Less than a week after a tardy MP denied the Baillieu Liberal Government the numbers to pass a bill stripping back protections in the Victorian Equal Opportunities Act, the Government has brought the bill back for a second vote and passed it.
Under the rules of the Victorian Parliament a bill cannot be voted on more than once in a session of Parliament.
However the Government set procedure aside and brought the bill up for another vote despite outcry from the Victorian Opposition.
Victorian Attorney General Robert Clark pointed to the different rules used in the Federal Parliament regarding missed votes.
“It’s clearly recognised by the commonwealth parliament that in cases where there is a misadventure, where there is a missed vote, it is appropriate for the question to be again put.”
GLBT activists had appealed to government MPs to vote with their conscience but in the end the bill was passed unanimously by Coalition members in a vote of 43-42.
It is unclear at this stage whether putting the bill up for a vote in this manner could be subject to court challenge.
Speaking on the Equal Opportunity Amendment Bill in Parliament last week, Prahran MP Clem Newton-Brown said the exemptions apply to staff recruitment only.
“Faith-based schools need to be aware that existing staff have the full protection of their contract of employment and any applicable award or collective agreement, as well as protection under unfair dismissal,” he said.
“No faith-based schools are entitled to terminate employment in breach of these rights.”
The Liberal MP said the Government was fulfilling an election commitment to faith-based schools in removing the inherent requirements test and that it was also ensuring balance so that other organisations (including GLBTI groups) have the ability to exercise employment discrimination in appropriate circumstances.
“It cuts both ways … a gay counselling service should be able to discriminate to employ only gay counsellors if they wish and the Act makes provisions for this.”
Victorian Gay and Lesbian Rights Lobby (VGLRL) co-convenor Sarah Rogan said Newton-Brown was attempting to hide the true nature of the amendments.

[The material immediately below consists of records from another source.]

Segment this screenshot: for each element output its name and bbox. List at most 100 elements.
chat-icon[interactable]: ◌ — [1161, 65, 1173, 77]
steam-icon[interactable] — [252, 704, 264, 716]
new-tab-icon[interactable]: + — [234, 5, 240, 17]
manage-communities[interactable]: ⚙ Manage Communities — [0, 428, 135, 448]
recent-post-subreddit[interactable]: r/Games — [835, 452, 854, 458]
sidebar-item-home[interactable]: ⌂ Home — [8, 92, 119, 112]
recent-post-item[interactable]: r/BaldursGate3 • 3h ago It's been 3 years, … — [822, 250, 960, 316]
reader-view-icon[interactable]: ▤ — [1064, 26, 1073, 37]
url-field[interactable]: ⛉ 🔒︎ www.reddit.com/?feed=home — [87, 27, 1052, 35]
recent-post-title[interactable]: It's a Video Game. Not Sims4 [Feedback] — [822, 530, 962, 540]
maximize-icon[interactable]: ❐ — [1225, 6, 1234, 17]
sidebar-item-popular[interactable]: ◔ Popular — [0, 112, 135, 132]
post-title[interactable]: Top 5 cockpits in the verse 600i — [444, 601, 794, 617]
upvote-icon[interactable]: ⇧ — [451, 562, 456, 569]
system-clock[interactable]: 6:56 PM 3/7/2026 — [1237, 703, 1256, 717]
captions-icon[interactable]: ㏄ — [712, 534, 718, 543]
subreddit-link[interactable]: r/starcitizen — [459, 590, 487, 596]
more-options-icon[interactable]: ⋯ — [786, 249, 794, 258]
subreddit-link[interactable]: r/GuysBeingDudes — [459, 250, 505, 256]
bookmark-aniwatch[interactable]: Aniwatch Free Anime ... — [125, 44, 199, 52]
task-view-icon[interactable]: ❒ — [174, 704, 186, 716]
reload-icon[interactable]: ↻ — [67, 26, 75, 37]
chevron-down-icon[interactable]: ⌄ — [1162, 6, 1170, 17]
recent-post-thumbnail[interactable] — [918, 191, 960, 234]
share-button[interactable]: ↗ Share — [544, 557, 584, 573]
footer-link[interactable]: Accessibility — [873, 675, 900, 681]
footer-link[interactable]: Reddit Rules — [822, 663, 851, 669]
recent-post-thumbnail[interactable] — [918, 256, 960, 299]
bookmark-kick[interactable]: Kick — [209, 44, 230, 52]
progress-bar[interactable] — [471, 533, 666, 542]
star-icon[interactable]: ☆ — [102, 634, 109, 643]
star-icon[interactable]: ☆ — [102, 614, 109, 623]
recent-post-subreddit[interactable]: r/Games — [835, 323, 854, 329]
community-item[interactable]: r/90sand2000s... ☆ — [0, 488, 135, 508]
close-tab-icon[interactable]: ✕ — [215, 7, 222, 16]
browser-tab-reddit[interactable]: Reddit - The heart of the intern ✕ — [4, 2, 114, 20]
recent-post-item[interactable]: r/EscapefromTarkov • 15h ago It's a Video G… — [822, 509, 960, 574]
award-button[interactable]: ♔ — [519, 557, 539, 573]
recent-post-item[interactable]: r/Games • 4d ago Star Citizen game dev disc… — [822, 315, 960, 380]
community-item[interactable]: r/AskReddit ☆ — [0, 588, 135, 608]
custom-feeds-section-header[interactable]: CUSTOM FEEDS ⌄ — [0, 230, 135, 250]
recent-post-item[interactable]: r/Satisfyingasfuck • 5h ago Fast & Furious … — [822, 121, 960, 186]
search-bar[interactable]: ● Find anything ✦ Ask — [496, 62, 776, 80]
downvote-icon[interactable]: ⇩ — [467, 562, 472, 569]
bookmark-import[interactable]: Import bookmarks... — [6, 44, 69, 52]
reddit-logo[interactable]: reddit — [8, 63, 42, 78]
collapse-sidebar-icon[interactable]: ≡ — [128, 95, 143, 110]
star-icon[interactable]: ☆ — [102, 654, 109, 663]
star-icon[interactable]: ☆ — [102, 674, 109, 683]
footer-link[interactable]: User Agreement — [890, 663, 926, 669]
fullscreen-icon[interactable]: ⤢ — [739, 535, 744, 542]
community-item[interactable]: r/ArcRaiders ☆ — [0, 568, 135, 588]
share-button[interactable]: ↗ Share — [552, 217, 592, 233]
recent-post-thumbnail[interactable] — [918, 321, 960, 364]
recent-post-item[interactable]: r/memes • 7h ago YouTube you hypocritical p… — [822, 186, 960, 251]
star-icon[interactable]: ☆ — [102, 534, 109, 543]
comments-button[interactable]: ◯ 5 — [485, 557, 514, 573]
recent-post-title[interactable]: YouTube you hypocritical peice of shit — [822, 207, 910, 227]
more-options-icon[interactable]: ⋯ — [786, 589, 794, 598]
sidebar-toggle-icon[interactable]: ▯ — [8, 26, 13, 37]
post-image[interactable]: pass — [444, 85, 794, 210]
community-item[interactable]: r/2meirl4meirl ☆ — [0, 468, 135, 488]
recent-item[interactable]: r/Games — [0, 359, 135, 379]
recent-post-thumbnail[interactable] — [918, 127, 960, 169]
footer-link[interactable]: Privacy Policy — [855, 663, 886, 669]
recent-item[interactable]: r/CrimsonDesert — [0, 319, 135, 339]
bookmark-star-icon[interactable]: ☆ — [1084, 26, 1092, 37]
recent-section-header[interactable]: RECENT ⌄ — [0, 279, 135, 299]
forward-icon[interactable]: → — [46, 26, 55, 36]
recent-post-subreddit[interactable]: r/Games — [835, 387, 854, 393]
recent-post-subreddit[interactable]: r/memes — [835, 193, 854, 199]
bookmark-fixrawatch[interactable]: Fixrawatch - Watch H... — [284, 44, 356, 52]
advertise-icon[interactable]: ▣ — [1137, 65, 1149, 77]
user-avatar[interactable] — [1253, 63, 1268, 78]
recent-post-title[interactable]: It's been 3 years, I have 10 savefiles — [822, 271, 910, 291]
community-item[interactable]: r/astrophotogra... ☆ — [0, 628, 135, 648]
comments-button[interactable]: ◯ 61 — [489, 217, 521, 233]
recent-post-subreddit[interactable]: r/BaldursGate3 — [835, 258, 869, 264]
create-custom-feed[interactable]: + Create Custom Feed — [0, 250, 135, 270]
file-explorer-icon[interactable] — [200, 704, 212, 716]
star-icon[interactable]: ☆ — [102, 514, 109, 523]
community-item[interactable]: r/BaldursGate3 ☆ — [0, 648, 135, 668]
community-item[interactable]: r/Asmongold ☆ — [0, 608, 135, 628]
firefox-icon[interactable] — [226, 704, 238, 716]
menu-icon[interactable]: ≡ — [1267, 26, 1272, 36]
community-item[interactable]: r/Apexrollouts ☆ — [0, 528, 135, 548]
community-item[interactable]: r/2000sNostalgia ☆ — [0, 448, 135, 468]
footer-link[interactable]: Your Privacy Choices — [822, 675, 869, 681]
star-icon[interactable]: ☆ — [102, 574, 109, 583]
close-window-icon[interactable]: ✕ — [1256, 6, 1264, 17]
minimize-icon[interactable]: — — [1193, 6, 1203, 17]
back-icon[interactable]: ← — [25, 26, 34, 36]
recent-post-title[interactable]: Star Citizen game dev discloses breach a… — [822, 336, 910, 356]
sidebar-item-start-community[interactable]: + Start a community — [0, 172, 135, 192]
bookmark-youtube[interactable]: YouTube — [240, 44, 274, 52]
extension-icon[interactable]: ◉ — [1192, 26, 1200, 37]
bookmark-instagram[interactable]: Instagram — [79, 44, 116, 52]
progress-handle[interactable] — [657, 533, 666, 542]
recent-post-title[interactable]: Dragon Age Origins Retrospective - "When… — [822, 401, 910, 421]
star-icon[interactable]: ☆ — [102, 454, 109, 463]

“Putting faith-based organisations on notice does not provide any comfort to our community at all,” she said.
“Perhaps Mr Newton-Brown does not realise that should a gay counselling service wish to employ a gay counsellor, the service would need to go to VCAT to have an exemption granted on a case-by-case basis — something very different from this blanket exception.
“The VGLRL does not see the ‘balance’ [he] is referring to. The Act is weighted entirely in favour of faith-based organisations, with no regard paid to the individual GLBTI job or service-seeker.”